As a Trump victory emerged the evening of Nov. 8 the international financial markets appeared in freefall panic with futures
dropping by multiple 100s. Then, the next few days things began to settle down.
In
the Wednesday to Wednesday week that followed the S&P 500 Index (.SPX) rose
1.75% and the Dow Jones average by 2.02%. Both averages had been climbing the
day before when most polls were actually signaling a potential Clinton victory.
Some big bank stocks rose double digits, such as Citibank up 11.1% through Nov.
15, along with the KBW bank stock index, ahead by 13.6% in the same period.
The
S&P 500 Real Estate Sector index (.SPLRCR) dropped by 2.56% in the first
week after the election. But S&P 500 Financials rose by 9.31%.
Some
money managers believe the Trump administration will act swiftly to ease
banking regulations including the Dodd-Frank legislation enacted after the
collapse of the housing market and related slump of numerous lenders that began a
decade ago. Others say that could take several years even with control of
Congress in Republican hands.
With
the concurrent implosion of the mortgage backed securities market that resulted
from bad loans surviving banks have been required to maintain adequate capital
and more closely scrutinize loan applications. Residential lending requirements
of the Consumer Finance Protection Bureau initiated under Dodd-Frank a year ago
have served to tighten the loan process.
As
for interest rates, there is a growing consensus that the era of cheap money
coupled with similarly low inflation may be coming to an end. This is tied in
part to the reasoning that Trump’s stated embrace of a trillion-dollar
infrastructure program (the number casually floated in the campaign) will
necessarily drive rates up.
One
harbinger of interest rate moves was a dramatic downturn in bond values the
week following the election, a classic example of the inverse relationship of
rates and values.

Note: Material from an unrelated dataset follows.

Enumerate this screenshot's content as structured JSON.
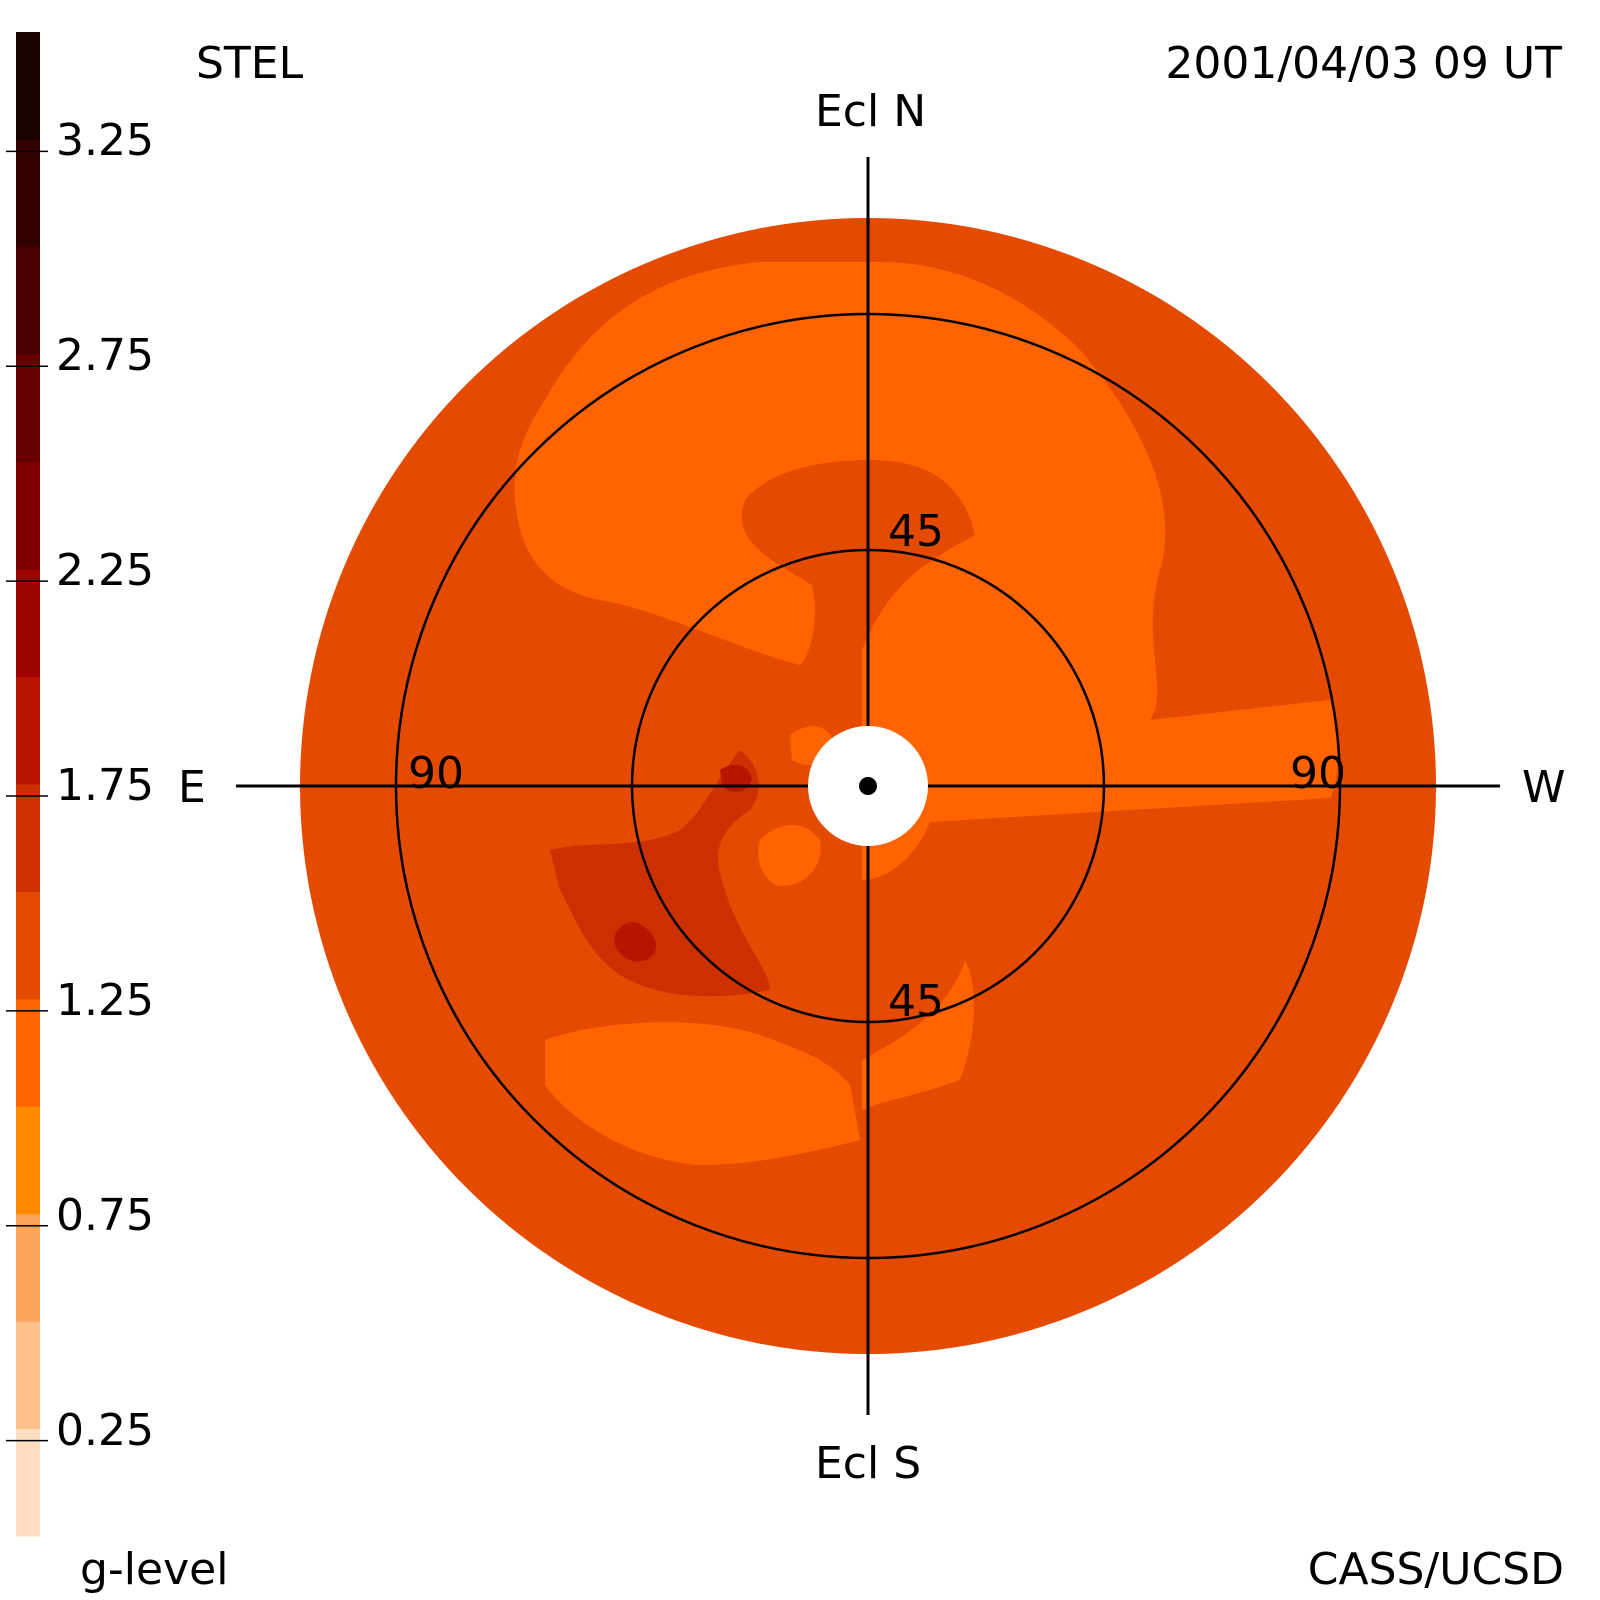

For the week after the election the 10-year Treasury bill
yield was 2.23, up from 1.80 a month ago.
Of
specific importance to the housing market, bankrate.com reported the benchmark
30-year fixed-rate mortgage rose to 4.01%, a jump of 28 basis points (0.28) for
the post-election week.
On
Nov. 17 Federal Reserve chairman Janet Yellen raised the possibility of a rate
hike “relatively soon,” noting that failure to begin the tightening process
gradually could result in more dramatic rises in the future if inflation begins
to edge upward.
Yellen
also forecast the prospect of “gradual increases over time” to insure economic
stability and dampen excessive risk taking in a low rate environment.
The
Fed chairman also expressed support for “safeguards” in place with Dodd-Frank
that mitigate practices that dragged the financial system into recession,
adding she would not want, “the clock to be turned back on those.”